Bruno Chareyron, a French engineer in energetic and nuclear physics with a master’s degree in particle physics, will touch down at Kamuzu International Airport, Lilongwe, on Friday and spend his night in Mzuzu.
The specialist comes slightly over a month after a partial damage of a tank at Kayerekera led to spills which both government and Paladin Africa, the firm running the mine, quickly dismissed as nothing worrisome.
The independent assessor’s coming has been financed by Environmental Justice Organisation Liability and Trade (Ejolt), but Karonga Network for Natural Resources Justice’s (KNNRJ) involvement mirrors the activists’ deep-lying doubts about the official stand that all is well at Kayerekera.

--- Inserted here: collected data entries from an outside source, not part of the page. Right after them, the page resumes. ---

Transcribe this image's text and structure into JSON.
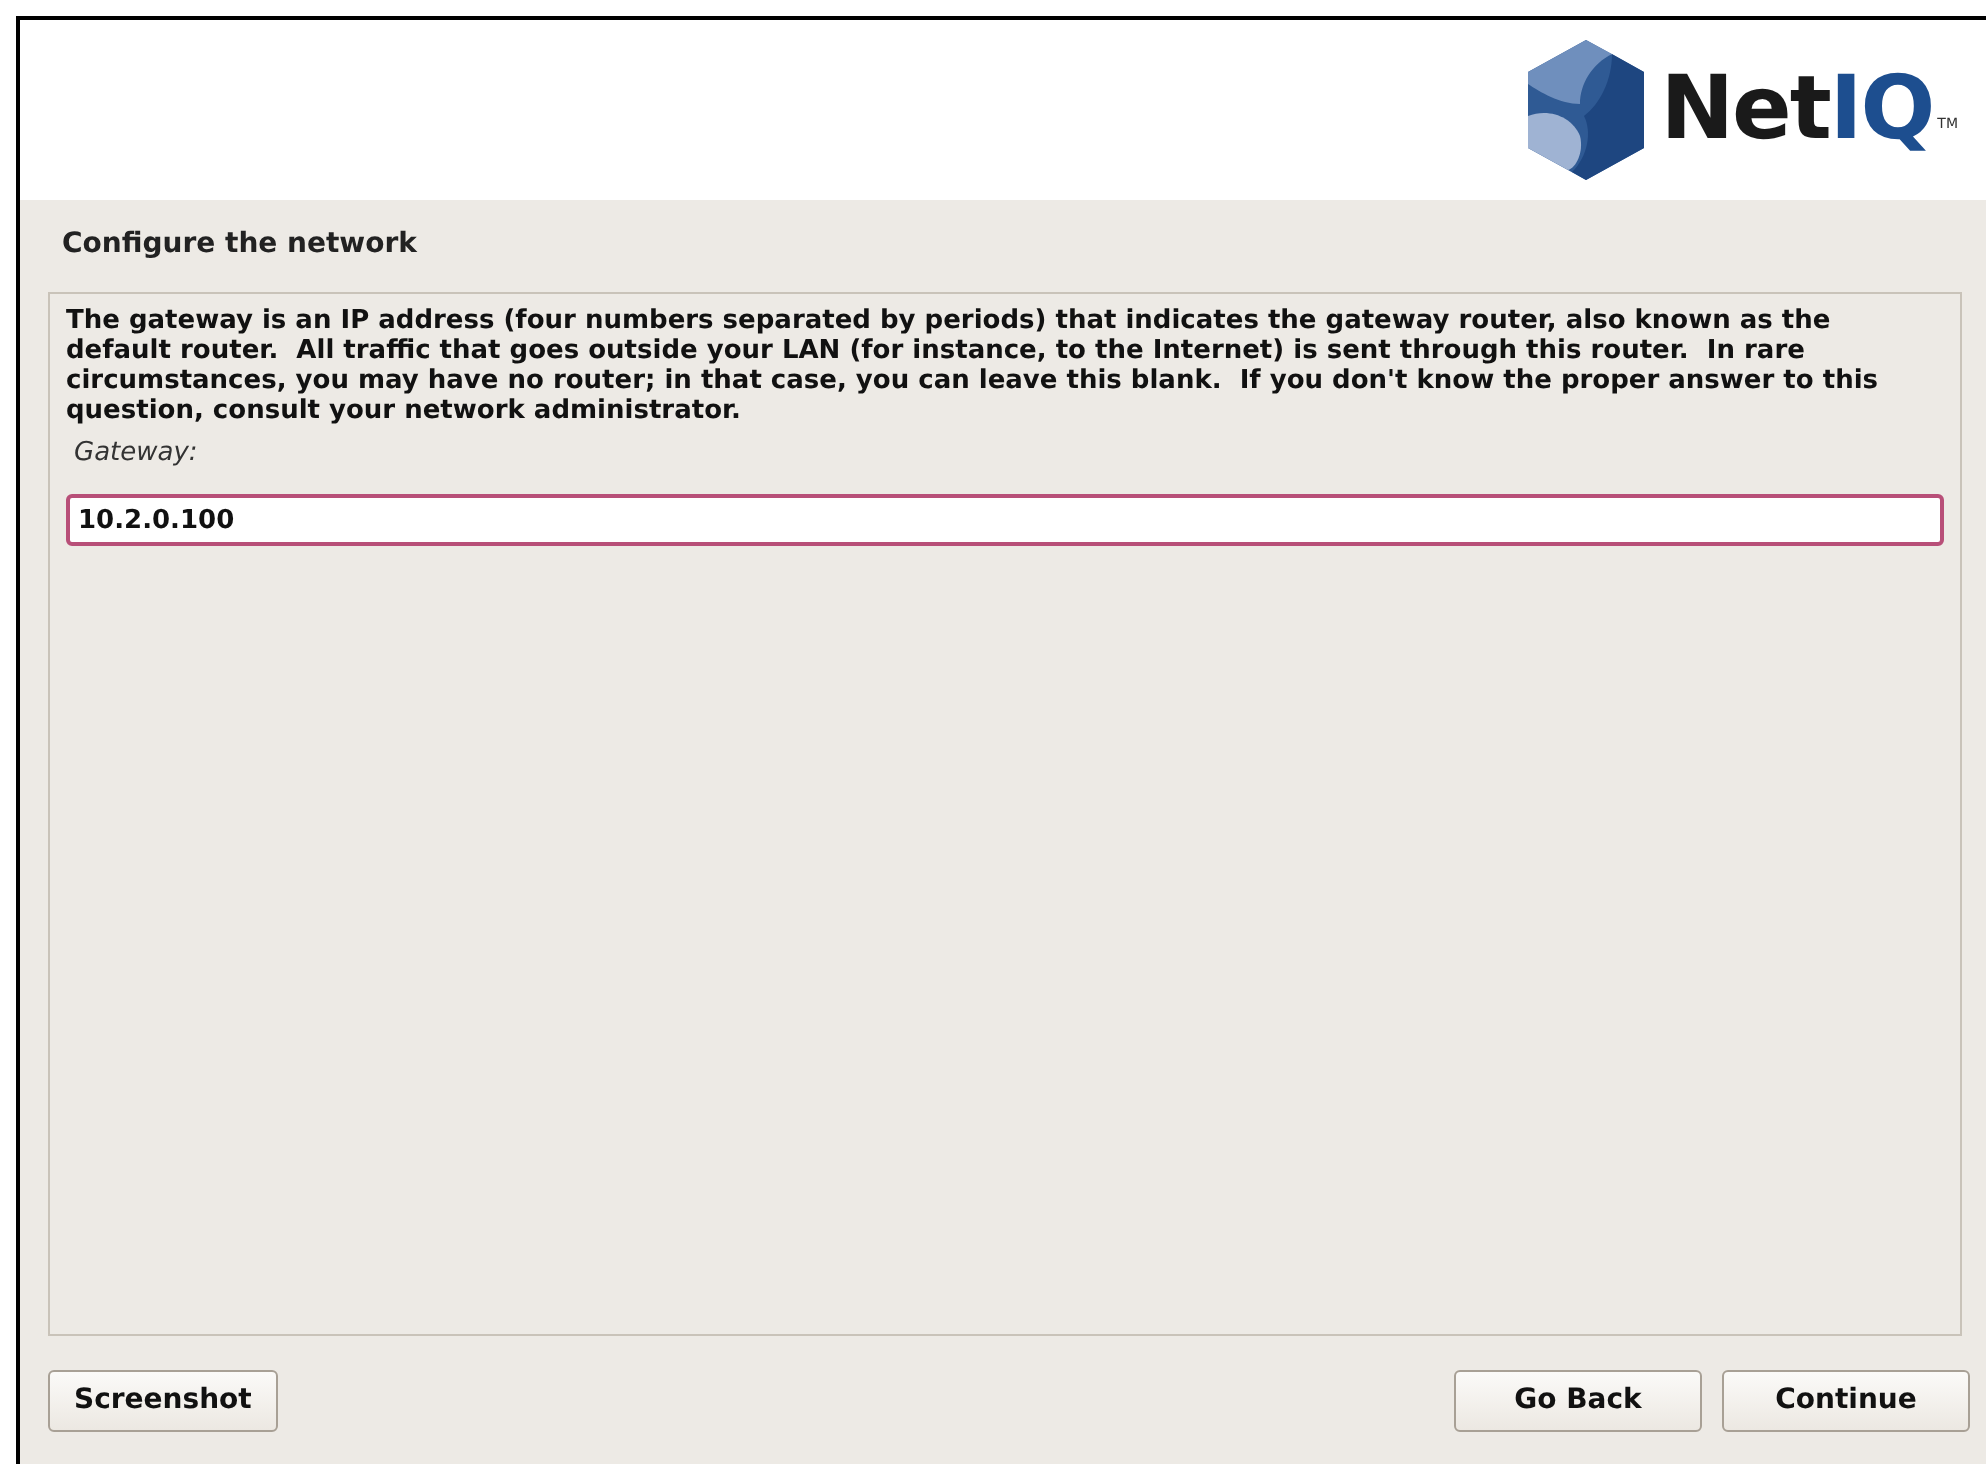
{
  "header": {
    "logo": {
      "brand": "Net",
      "brand_accent": "IQ",
      "trademark": "TM"
    }
  },
  "page_title": "Configure the network",
  "description": "The gateway is an IP address (four numbers separated by periods) that indicates the gateway router, also known as the default router.  All traffic that goes outside your LAN (for instance, to the Internet) is sent through this router.  In rare circumstances, you may have no router; in that case, you can leave this blank.  If you don't know the proper answer to this question, consult your network administrator.",
  "field": {
    "label": "Gateway:",
    "value": "10.2.0.100",
    "focused": true
  },
  "left_buttons": [
    {
      "label": "Screenshot"
    }
  ],
  "right_buttons": [
    {
      "label": "Go Back"
    },
    {
      "label": "Continue"
    }
  ]
}
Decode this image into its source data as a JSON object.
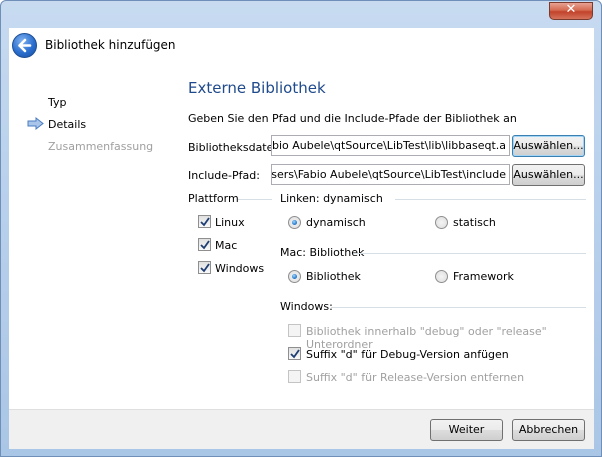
{
  "window": {
    "close_glyph": "✕"
  },
  "header": {
    "back_icon": "back-arrow-icon",
    "title": "Bibliothek hinzufügen"
  },
  "steps": [
    {
      "label": "Typ"
    },
    {
      "label": "Details"
    },
    {
      "label": "Zusammenfassung"
    }
  ],
  "page": {
    "title": "Externe Bibliothek",
    "subtitle": "Geben Sie den Pfad und die Include-Pfade der Bibliothek an",
    "library_file": {
      "label": "Bibliotheksdatei:",
      "value": "C:\\Users\\Fabio Aubele\\qtSource\\LibTest\\lib\\libbaseqt.a",
      "button": "Auswählen..."
    },
    "include_path": {
      "label": "Include-Pfad:",
      "value": "C:\\Users\\Fabio Aubele\\qtSource\\LibTest\\include",
      "button": "Auswählen..."
    },
    "platform": {
      "label": "Plattform",
      "options": [
        {
          "label": "Linux",
          "checked": true
        },
        {
          "label": "Mac",
          "checked": true
        },
        {
          "label": "Windows",
          "checked": true
        }
      ]
    },
    "linking": {
      "label": "Linken: dynamisch",
      "options": [
        {
          "label": "dynamisch",
          "selected": true
        },
        {
          "label": "statisch",
          "selected": false
        }
      ]
    },
    "mac": {
      "label": "Mac: Bibliothek",
      "options": [
        {
          "label": "Bibliothek",
          "selected": true
        },
        {
          "label": "Framework",
          "selected": false
        }
      ]
    },
    "windows": {
      "label": "Windows:",
      "options": [
        {
          "label": "Bibliothek innerhalb \"debug\" oder \"release\" Unterordner",
          "checked": false,
          "enabled": false
        },
        {
          "label": "Suffix \"d\" für Debug-Version anfügen",
          "checked": true,
          "enabled": true
        },
        {
          "label": "Suffix \"d\" für Release-Version entfernen",
          "checked": false,
          "enabled": false
        }
      ]
    }
  },
  "footer": {
    "next": "Weiter",
    "cancel": "Abbrechen"
  },
  "colors": {
    "accent_title": "#1f4a8c",
    "disabled_text": "#a0a0a0",
    "title_bar": "#b9d1ec"
  }
}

This is the second time Chareyron is coming into the country to assess the effects of Kayerekera. His first research tour was in 2012.
The Mines and Minerals Act of 1981, which is under review, requires those interested to visit mining areas to write the mining company through the minister responsible for mining.
Paladin managing director Greg Walker said he welcomed the coming of the engineer, saying he (Chareyron) has informed Paladin of his intention to primarily visit Kayerekera mining site to appreciate the plans to release waste water from storage tanks.
On Wednesday, Minister of Energy, Natural Resources and Mining Atupele Muluzi said he was aware of the impending visits of the nuclear engineer.
Said Muluzi:“He has not been granted the permit yet, but I have already instructed the principal secretary to give him permission. His coming is good for transparency.”